Providing greater access to health insurance led to a decline
in deaths, according to a new study of Massachusetts' health care
reform law.
Massachusetts passed comprehensive health care reform
in 2006, providing a model for the Affordable Care Act -- dubbed by some
as "Obamacare." In the
four years after the law took effect in Massachusetts, deaths from all
causes dropped nearly 3 percent compared with similar counties in states
without health reform, the study found.
Researchers estimate that
the Massachusetts law prevented 320 deaths a year. That works out to
one life saved for every 830 people who gained insurance.
The study, published in the May 6 issue of the Annals of Internal Medicine also noted a 4.5 percent decline in deaths from preventable and treatable conditions, such as cancer, infections and heart disease.
CDC: Up to 40 percent of deaths are preventable
Massachusetts differs in many ways from the nation as a whole.
But in a larger expansion of coverage, "there is a very real likelihood
that you're going to help people live longer," said Dr. Benjamin
Sommers, assistant professor of health policy and economics at Harvard
School of Public Health and the study's lead author.
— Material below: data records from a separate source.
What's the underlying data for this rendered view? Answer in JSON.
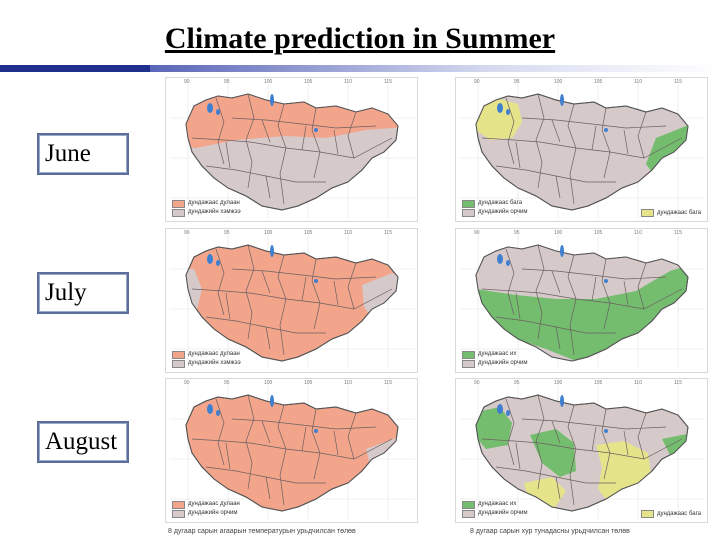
{
  "title": "Climate prediction in Summer",
  "months": [
    "June",
    "July",
    "August"
  ],
  "colors": {
    "orange": "#f3a58c",
    "grey": "#d6c9c9",
    "green": "#74bd6f",
    "yellow": "#e6e48a",
    "lake": "#3f7fd0",
    "accent": "#1f2f8c"
  },
  "panels": {
    "june_temp": {
      "legend": [
        "дундажаас дулаан",
        "дундажийн хэмжээ"
      ],
      "extra": ""
    },
    "june_prec": {
      "legend": [
        "дундажаас бага",
        "дундажийн орчим"
      ],
      "extra": "дундажаас бага"
    },
    "july_temp": {
      "legend": [
        "дундажаас дулаан",
        "дундажийн хэмжээ"
      ],
      "extra": ""
    },
    "july_prec": {
      "legend": [
        "дундажаас их",
        "дундажийн орчим"
      ],
      "extra": ""
    },
    "aug_temp": {
      "legend": [
        "дундажаас дулаан",
        "дундажийн орчим"
      ],
      "extra": ""
    },
    "aug_prec": {
      "legend": [
        "дундажаас их",
        "дундажийн орчим"
      ],
      "extra": "дундажаас бага"
    }
  },
  "captions": {
    "left": "8 дугаар сарын агаарын температурын урьдчилсан төлөв",
    "right": "8 дугаар сарын хур тунадасны урьдчилсан төлөв"
  },
  "ticks": [
    "90",
    "95",
    "100",
    "105",
    "110",
    "115"
  ]
}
Much like Obamacare, the Massachusetts health care reform law expanded Medicaid, subsidized private health plans and created an individual mandate
to hold people accountable for getting health coverage. The reforms
took effect in 2006 and 2007, several years before President Obama
signed the Affordable Care Act into law in 2010.
Using data from
the U.S. Centers for Disease Control and Prevention, Sommers and
colleagues examined changes in death rates for adults, ages 20 to 64,
before and after the state enacted health reform, and compared them with
the experience in similar counties in states that had not enacted
health reform.
The largest gains in life occurred in counties with high poverty and higher rates of uninsured adults before health care reform.
"If
you think health reform is what's causing this change, that's the
pattern you should see, that the people who benefit the most are
lower-income and ... uninsured," Sommers said.
The study also
found that more people in Massachusetts had insurance after the law was
enacted. There were also fewer cost-related barriers to care, and more
people saw their doctors for preventive care, according to the study.
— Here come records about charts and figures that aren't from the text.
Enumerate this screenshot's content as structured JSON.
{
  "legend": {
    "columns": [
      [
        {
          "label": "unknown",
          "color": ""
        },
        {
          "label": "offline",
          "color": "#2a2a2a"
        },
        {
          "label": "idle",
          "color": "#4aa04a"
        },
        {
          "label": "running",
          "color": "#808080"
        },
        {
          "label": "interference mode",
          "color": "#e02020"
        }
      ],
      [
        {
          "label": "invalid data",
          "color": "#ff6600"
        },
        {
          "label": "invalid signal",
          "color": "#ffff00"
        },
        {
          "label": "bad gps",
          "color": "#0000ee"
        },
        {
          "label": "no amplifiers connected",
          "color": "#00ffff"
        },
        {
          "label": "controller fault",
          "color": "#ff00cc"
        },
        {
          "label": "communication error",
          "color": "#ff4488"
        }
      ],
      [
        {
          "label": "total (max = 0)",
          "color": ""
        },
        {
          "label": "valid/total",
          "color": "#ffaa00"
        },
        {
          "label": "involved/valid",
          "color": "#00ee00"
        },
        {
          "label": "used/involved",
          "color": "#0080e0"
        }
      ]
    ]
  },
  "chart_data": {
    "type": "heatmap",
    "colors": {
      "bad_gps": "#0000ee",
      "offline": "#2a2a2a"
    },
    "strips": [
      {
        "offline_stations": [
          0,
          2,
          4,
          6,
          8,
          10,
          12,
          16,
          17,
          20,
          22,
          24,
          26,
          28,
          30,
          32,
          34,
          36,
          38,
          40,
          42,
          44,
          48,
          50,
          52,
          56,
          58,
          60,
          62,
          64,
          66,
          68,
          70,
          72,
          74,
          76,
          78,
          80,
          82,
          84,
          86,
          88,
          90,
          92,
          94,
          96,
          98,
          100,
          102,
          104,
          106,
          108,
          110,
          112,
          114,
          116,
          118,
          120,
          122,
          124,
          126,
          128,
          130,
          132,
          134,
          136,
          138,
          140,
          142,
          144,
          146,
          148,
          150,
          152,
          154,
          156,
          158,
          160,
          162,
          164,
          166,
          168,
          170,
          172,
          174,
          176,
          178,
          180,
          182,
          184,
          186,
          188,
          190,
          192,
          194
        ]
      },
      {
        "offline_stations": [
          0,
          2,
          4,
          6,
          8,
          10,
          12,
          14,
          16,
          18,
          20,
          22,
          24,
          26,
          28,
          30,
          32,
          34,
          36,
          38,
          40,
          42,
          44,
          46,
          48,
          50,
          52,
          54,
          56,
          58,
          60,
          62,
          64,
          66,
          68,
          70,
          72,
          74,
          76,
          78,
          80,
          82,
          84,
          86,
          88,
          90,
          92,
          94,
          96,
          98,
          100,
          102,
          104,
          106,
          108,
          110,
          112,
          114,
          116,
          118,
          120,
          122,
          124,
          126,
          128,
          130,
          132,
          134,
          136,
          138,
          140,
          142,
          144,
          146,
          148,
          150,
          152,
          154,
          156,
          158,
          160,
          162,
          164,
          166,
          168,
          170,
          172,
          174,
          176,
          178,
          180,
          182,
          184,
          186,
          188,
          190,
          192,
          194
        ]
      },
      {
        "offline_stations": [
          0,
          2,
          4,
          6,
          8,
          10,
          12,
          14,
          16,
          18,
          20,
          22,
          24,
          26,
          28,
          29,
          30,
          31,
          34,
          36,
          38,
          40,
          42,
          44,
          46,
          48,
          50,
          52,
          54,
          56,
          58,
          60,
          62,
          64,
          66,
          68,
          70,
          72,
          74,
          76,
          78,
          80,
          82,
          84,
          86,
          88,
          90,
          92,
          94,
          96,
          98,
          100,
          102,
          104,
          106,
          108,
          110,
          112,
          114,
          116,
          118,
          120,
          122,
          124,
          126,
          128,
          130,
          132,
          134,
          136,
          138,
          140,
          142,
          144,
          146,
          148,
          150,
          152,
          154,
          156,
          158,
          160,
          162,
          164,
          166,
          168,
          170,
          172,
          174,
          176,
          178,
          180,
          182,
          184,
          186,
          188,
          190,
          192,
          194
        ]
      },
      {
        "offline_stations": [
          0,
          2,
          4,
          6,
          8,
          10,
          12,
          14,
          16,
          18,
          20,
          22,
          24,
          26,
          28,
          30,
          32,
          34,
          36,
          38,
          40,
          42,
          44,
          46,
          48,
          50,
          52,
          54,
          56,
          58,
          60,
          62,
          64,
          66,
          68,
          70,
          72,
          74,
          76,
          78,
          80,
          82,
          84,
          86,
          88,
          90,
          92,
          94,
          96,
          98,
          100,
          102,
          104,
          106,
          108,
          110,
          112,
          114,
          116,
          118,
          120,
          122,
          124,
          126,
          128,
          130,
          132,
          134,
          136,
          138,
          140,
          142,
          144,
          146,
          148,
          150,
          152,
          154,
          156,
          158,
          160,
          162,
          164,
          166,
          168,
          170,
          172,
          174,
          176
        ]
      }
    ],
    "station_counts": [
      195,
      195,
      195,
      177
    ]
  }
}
People also reported overall improvements in their health.
Glen
Mays, professor of health services and systems research at the
University of Kentucky in Lexington, said the study adds to a growing
body of evidence showing that health care reform improves people's
health.
"Interventions that can make a dent in overall death rates
in the space of just a few years are few and far between, and certainly
worthy of attention," Mays said.
But the drop in deaths in Massachusetts may not have been solely the result of expanded health insurance coverage
in the state, he said. Lower out-of-pocket costs for preventive care
and enhanced public health programs may have played a role, too.
A
previously published study showed large reductions in smoking
prevalence and tobacco-related health problems among people on Medicaid
after Massachusetts added a comprehensive tobacco cessation benefit to
the public health program as part of its health reform strategy, Mays
noted.
"You can't rule out the possibility that something else is
going on," agreed Christopher Conover, a research scholar at the Center
for Health Policy and Inequities Research at Duke University. "But I
think they've done as good a job as you can do with the data they've got
in nailing it down and tying it to insurance coverage as the causal
explanation."
"The conclusion that coverage expansion leads to
health benefits by facilitating access is eminently reasonable," Austin
Frakt, a health economist at the Veterans Affairs Boston Healthcare
System, writes in an accompanying editorial in the same issue of the
journal.
But at what cost to society? The study does not examine
whether health reforms that save one life per 830 people are cost
effective.
Based on the study, Conover offered his own rough
calculation, suggesting that saving one life costs upwards of $272,000
per "quality-adjusted year of life," a measure that refers to the
quality and quantity gained as a result of the health reforms.
"Is that a good way of spending valuable taxpayer dollars? I think that's a legitimate question to be asking," Conover said.